The figure 2 given below shows the pressure distribution behind a wall retaining a cohesive backfill. The total resultant active earth pressure Pa is given by:

Pressure Diagram of Active Case in Cohesive Soil

P_a = \int (K_a\gamma z-2c\sqrt{K_a})dz

P_a =\int_{Z_C}^{H}(K_a \gamma Z-2c\sqrt{K_a})dz              ……..(4.a)

P_a = [\dfrac{1}{2}K_a \gamma Z^2-2Cz\sqrt{K_a}]_{\dfrac{2c}{\gamma \sqrt{k_a}}}^{H}

P_a = [\dfrac{1}{2}K_a \gamma H^2-2cH \sqrt{K_a}]-[\dfrac{1}{2}K_a\gamma (\dfrac{2c}{\gamma \sqrt{K_a}})^2-2c\dfrac{2c}{\gamma \sqrt{K_a}}\sqrt{K_a}]

P_a = [\dfrac{1}{2}K_a \gamma H^2-2cH \sqrt{K_a}]-[(\dfrac{2c^2}{\gamma})-\dfrac{4c^2}{\gamma}]

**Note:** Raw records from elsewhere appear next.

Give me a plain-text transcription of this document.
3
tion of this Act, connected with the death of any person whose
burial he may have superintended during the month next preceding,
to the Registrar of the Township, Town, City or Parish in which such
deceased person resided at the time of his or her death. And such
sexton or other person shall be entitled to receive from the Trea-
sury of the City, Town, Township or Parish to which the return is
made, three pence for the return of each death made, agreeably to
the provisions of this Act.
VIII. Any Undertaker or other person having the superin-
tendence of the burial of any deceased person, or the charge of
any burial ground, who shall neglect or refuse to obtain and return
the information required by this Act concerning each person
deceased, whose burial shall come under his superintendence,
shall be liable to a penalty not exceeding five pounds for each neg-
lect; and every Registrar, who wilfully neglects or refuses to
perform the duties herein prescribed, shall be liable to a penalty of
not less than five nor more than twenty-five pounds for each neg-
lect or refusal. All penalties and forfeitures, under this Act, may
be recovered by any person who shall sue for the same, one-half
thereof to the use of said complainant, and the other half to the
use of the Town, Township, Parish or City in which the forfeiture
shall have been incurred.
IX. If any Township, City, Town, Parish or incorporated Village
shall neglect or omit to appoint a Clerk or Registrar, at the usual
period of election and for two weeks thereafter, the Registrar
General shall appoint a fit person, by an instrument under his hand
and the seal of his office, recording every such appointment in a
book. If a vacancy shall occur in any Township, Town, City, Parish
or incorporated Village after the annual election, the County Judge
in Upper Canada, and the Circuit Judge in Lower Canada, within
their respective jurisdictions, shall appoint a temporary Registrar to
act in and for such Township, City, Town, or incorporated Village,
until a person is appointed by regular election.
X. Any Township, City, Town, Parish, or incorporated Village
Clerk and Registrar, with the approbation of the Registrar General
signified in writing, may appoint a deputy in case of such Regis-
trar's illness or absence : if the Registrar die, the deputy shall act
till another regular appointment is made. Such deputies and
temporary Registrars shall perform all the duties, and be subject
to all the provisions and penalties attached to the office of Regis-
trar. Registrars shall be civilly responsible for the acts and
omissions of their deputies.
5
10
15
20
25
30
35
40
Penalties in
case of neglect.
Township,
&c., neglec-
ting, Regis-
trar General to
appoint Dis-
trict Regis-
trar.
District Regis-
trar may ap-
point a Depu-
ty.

P_a = \dfrac{1}{2}K_a \gamma H^2-2cH \sqrt{K_a} + \dfrac{2c^2}{\gamma}             ……..(4.b)

For, \phi = 0, the equation reduces (4.b) to:

P_a = \dfrac{1}{2} \gamma H^2-2cH + \dfrac{2c^2}{\gamma}                ………(4.c)

For soils below the water table, the submerged unit weight is to be used.

Height of Unsupported Cut | Rankine Earth Pressure for active case

Figure 2 shows that the pressure is negative in the top region. It becomes zero at depth zc. If the height of the Wall is 2Zc, the total earth pressure is zero and it is given by the relation:

0 = \int_{0}^{H}c(K_a \gamma z-2c\sqrt{K_a})

 

0 = \dfrac{1}{2}K_a \gamma H_C^2-2cH_c \sqrt{K_a}

0 = \dfrac{1}{2}\sqrt{K_a} \gamma H_c-2c             ………..(5)

H_c = \dfrac{4c}{\gamma \sqrt{K_a}}

For, \phi = 0, the equation reduces (5) to:

H_c = \dfrac{4c}{\gamma} ———-(6)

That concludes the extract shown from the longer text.